17:26 PM

Cities are evolving - what is next for green mobility?


Our cities are changing. They're becoming smarter, people are moving differently, and everyone is thinking more about the environmental impact of the way they live. This means the city is evolving and climate-friendly mobility is already playing a huge role in this transformation. Whether residents are embracing micro-mobility solutions such as scooters and e-bikes or hopping on an electric bus to go to work, there's been a clear shift in cities across the world.

The electrification of buses is a trend that's been picked up on by many cities and OEMs, driven by VECTO emissions regulations. This is welcomed by residents after the pandemic shone a light on localised pollution in cities. Analysis of 49 UK cities in 2020 showed that, while the spring lockdown reduced NO2 levels by 38 percent on average, 80 percent of those cities are now back to pre-pandemic levels of pollution.

Connected and electric public transport is playing a large role in the evolution of cities across Europe. Many cities are already running battery-electric and fuel-cell-electric buses but what's next for green mobility?

The future is autonomous

Tests are ongoing with autonomous and semi-autonomous buses to take e-mobility to the next level. Across the globe, Goodyear is involved in a range of different test projects for these vehicles. It's important to study the operation and maintenance areas that need to be addressed for these electric vehicles — including future tyre technology options, too.

In the city centre of Luxembourg, the company is outfitting three 100% electric self-driving shuttle buses with intelligent tyres to better link retail areas around municipalities. On each shuttle, the tyres are equipped with sensors to collect operational data, which Goodyear engineers and data scientists then use to map predictive maintenance and other performance benefits.

Even now, this technology is being put into place to support the move towards advanced electric transport. Within this, there are two prime considerations regarding electric buses. The first is range.

Minimising charging stops

For a city's transport system to run efficiently, the range of an electric bus needs to be predictable and the more miles a single bus can do, the more people it can serve without delay.
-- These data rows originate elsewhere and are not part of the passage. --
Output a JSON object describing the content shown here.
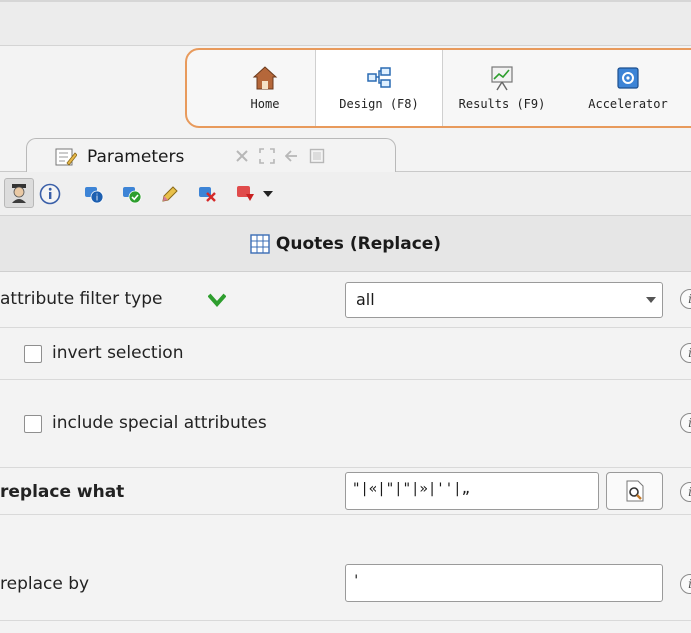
{
  "perspectives": {
    "home": {
      "label": "Home",
      "icon": "home-icon"
    },
    "design": {
      "label": "Design (F8)",
      "icon": "design-icon"
    },
    "results": {
      "label": "Results (F9)",
      "icon": "results-icon"
    },
    "accelerator": {
      "label": "Accelerator",
      "icon": "accelerator-icon"
    }
  },
  "panel_tab": {
    "label": "Parameters"
  },
  "operator": {
    "title": "Quotes (Replace)"
  },
  "params": {
    "attribute_filter_type": {
      "label": "attribute filter type",
      "value": "all"
    },
    "invert_selection": {
      "label": "invert selection",
      "checked": false
    },
    "include_special_attributes": {
      "label": "include special attributes",
      "checked": false
    },
    "replace_what": {
      "label": "replace what",
      "value": "\"|«|\"|\"|»|''|„"
    },
    "replace_by": {
      "label": "replace by",
      "value": "'"
    }
  },
  "colors": {
    "accent_orange": "#e89a5c",
    "check_green": "#2e9e2e"
  }
}
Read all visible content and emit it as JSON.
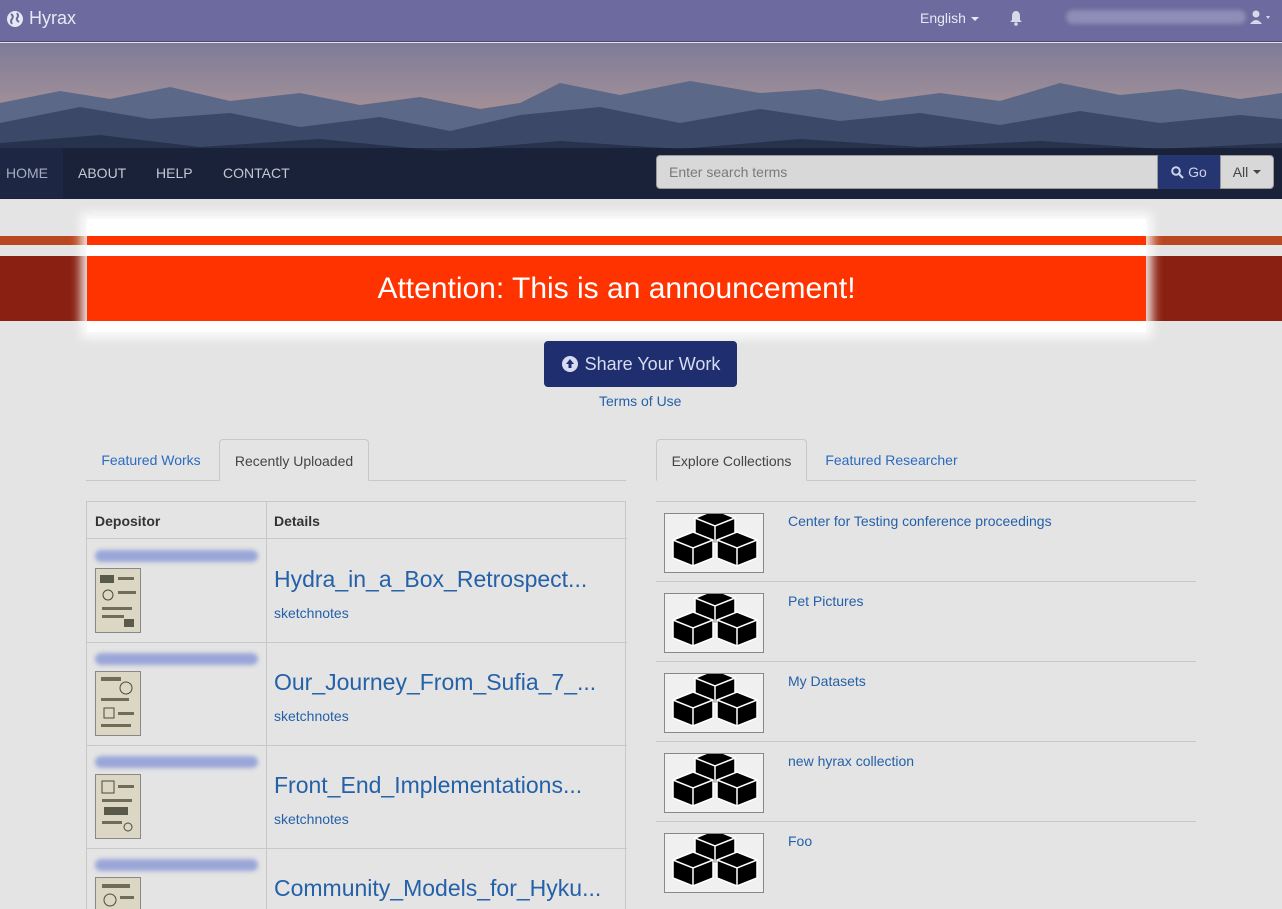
{
  "brand": {
    "name": "Hyrax"
  },
  "topnav": {
    "language": "English"
  },
  "mainnav": {
    "items": [
      {
        "label": "HOME"
      },
      {
        "label": "ABOUT"
      },
      {
        "label": "HELP"
      },
      {
        "label": "CONTACT"
      }
    ]
  },
  "search": {
    "placeholder": "Enter search terms",
    "go_label": "Go",
    "scope_label": "All"
  },
  "announcement": {
    "text": "Attention: This is an announcement!"
  },
  "share": {
    "label": "Share Your Work",
    "terms_label": "Terms of Use"
  },
  "left_tabs": [
    {
      "label": "Featured Works"
    },
    {
      "label": "Recently Uploaded"
    }
  ],
  "right_tabs": [
    {
      "label": "Explore Collections"
    },
    {
      "label": "Featured Researcher"
    }
  ],
  "recent": {
    "headers": {
      "depositor": "Depositor",
      "details": "Details"
    },
    "rows": [
      {
        "title": "Hydra_in_a_Box_Retrospect...",
        "tag": "sketchnotes"
      },
      {
        "title": "Our_Journey_From_Sufia_7_...",
        "tag": "sketchnotes"
      },
      {
        "title": "Front_End_Implementations...",
        "tag": "sketchnotes"
      },
      {
        "title": "Community_Models_for_Hyku...",
        "tag": ""
      }
    ]
  },
  "collections": [
    {
      "name": "Center for Testing conference proceedings"
    },
    {
      "name": "Pet Pictures"
    },
    {
      "name": "My Datasets"
    },
    {
      "name": "new hyrax collection"
    },
    {
      "name": "Foo"
    }
  ],
  "colors": {
    "navbar": "#6c6a9e",
    "announcement": "#ff3300",
    "primary_button": "#1f2e6e",
    "link": "#2461a8"
  },
  "icons": {
    "brand": "globe-icon",
    "notifications": "bell-icon",
    "user": "user-icon",
    "search": "search-icon",
    "upload": "upload-icon",
    "collection": "cubes-icon"
  }
}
Tyres play a large role in this because even a small drop in tyre pressure can reduce the range of a heavy vehicle such as a bus. Not only that but the rolling resistance of a tyre can also have an impact on the total range of the bus. To maximise range, Goodyear's low-rolling-resistance tyres have been tested on a variety of buses. Not only do they provide benefits to electric vehicles, but they help ICE vehicles meet VECTO targets, too.

The more power an electric vehicle has to use to turn the wheels, the more battery power it will use. Both the tyre and road surface type can positively or negatively impact rolling resistance. This might seem like an insignificant thing over a single bus journey but by reducing that resistance across a whole fleet of buses travelling across a city, the miles saved soon add up.
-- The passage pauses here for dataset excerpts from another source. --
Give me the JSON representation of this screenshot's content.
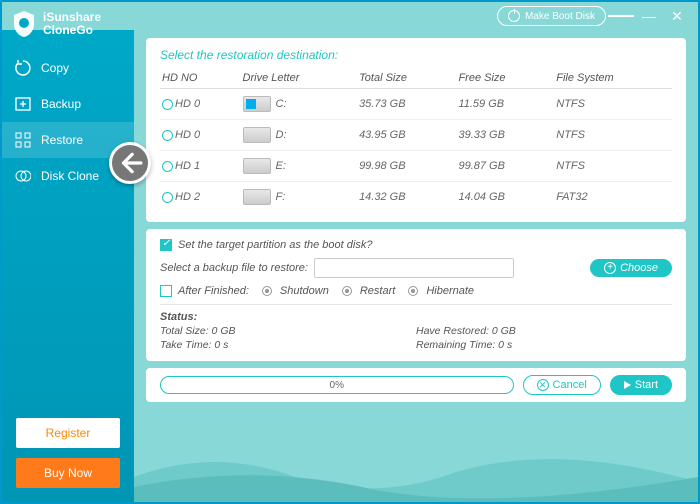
{
  "app": {
    "title1": "iSunshare",
    "title2": "CloneGo"
  },
  "titlebar": {
    "boot": "Make Boot Disk"
  },
  "nav": [
    {
      "label": "Copy"
    },
    {
      "label": "Backup"
    },
    {
      "label": "Restore"
    },
    {
      "label": "Disk Clone"
    }
  ],
  "side": {
    "register": "Register",
    "buy": "Buy Now"
  },
  "panel1": {
    "title": "Select the restoration destination:",
    "headers": {
      "hdno": "HD NO",
      "drive": "Drive Letter",
      "total": "Total Size",
      "free": "Free Size",
      "fs": "File System"
    },
    "rows": [
      {
        "hd": "HD 0",
        "letter": "C:",
        "total": "35.73 GB",
        "free": "11.59 GB",
        "fs": "NTFS",
        "icon": "win"
      },
      {
        "hd": "HD 0",
        "letter": "D:",
        "total": "43.95 GB",
        "free": "39.33 GB",
        "fs": "NTFS",
        "icon": ""
      },
      {
        "hd": "HD 1",
        "letter": "E:",
        "total": "99.98 GB",
        "free": "99.87 GB",
        "fs": "NTFS",
        "icon": ""
      },
      {
        "hd": "HD 2",
        "letter": "F:",
        "total": "14.32 GB",
        "free": "14.04 GB",
        "fs": "FAT32",
        "icon": ""
      }
    ]
  },
  "panel2": {
    "boot_check": "Set the target partition as the boot disk?",
    "select_label": "Select a backup file to restore:",
    "choose": "Choose",
    "after": "After Finished:",
    "opts": {
      "shutdown": "Shutdown",
      "restart": "Restart",
      "hibernate": "Hibernate"
    },
    "status_label": "Status:",
    "total": "Total Size: 0 GB",
    "restored": "Have Restored: 0 GB",
    "take": "Take Time: 0 s",
    "remain": "Remaining Time: 0 s"
  },
  "footer": {
    "pct": "0%",
    "cancel": "Cancel",
    "start": "Start"
  }
}
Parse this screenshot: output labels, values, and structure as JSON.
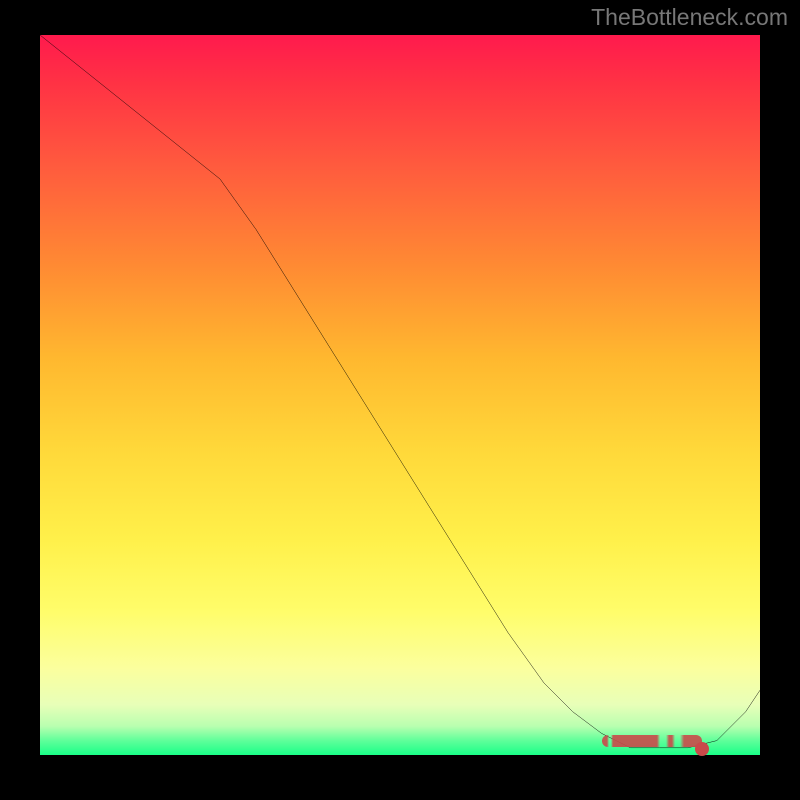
{
  "attribution": "TheBottleneck.com",
  "chart_data": {
    "type": "line",
    "title": "",
    "xlabel": "",
    "ylabel": "",
    "xlim": [
      0,
      100
    ],
    "ylim": [
      0,
      100
    ],
    "x": [
      0,
      5,
      10,
      15,
      20,
      25,
      30,
      35,
      40,
      45,
      50,
      55,
      60,
      65,
      70,
      74,
      78,
      82,
      86,
      90,
      94,
      98,
      100
    ],
    "values": [
      100,
      96,
      92,
      88,
      84,
      80,
      73,
      65,
      57,
      49,
      41,
      33,
      25,
      17,
      10,
      6,
      3,
      1,
      1,
      1,
      2,
      6,
      9
    ],
    "markers_x": [
      78,
      80,
      82,
      84,
      86,
      88,
      90,
      92
    ],
    "markers_y": [
      1.2,
      1.2,
      1.2,
      1.1,
      1.1,
      1.1,
      1.3,
      1.5
    ],
    "background_gradient": {
      "top": "#ff1a4d",
      "mid1": "#ffb82f",
      "mid2": "#fff04a",
      "bottom": "#1aff88"
    }
  }
}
When a bus returns to its depot for a charge, this is a great time to check tyre pressures. This job is made simple with the award-winning technology, the Goodyear drive-over-reader, which automatically checks the pressure and condition of the tyres and feeds it back to the fleet manager. Helping to secure no bus will leave the depot with under-inflated tyres that could impact range or even worse cause delays for passengers.

Proper pressures and low rolling resistance can also improve another consideration of electric transport: noise.

Reducing noise pollution

With no noise from an internal combustion engine, the only noise produced by an electric bus is its connection to the road. Tyres with a lower rolling resistance will generate less noise than a standard bus tyre. This is not only great for passengers but also for pedestrians and residents within the city.

Tyre technology is developing quickly, too. In seeing how traditional tyres operate— sound resonates through the cavity that's filled with air — airless constructions, such as the Goodyear DURAWEB can also positively impact the city environment. Not only would these reduce road noise but, without air, they can't go flat. This improves the uptime of fleets.

Electric buses are a vital part of this evolution and forecasts from Interact Analysis state that approximately 40 percent of Europe's new city buses in 2025 will be battery-electric.We can expect our cities to become greener, cleaner and smarter in the coming years.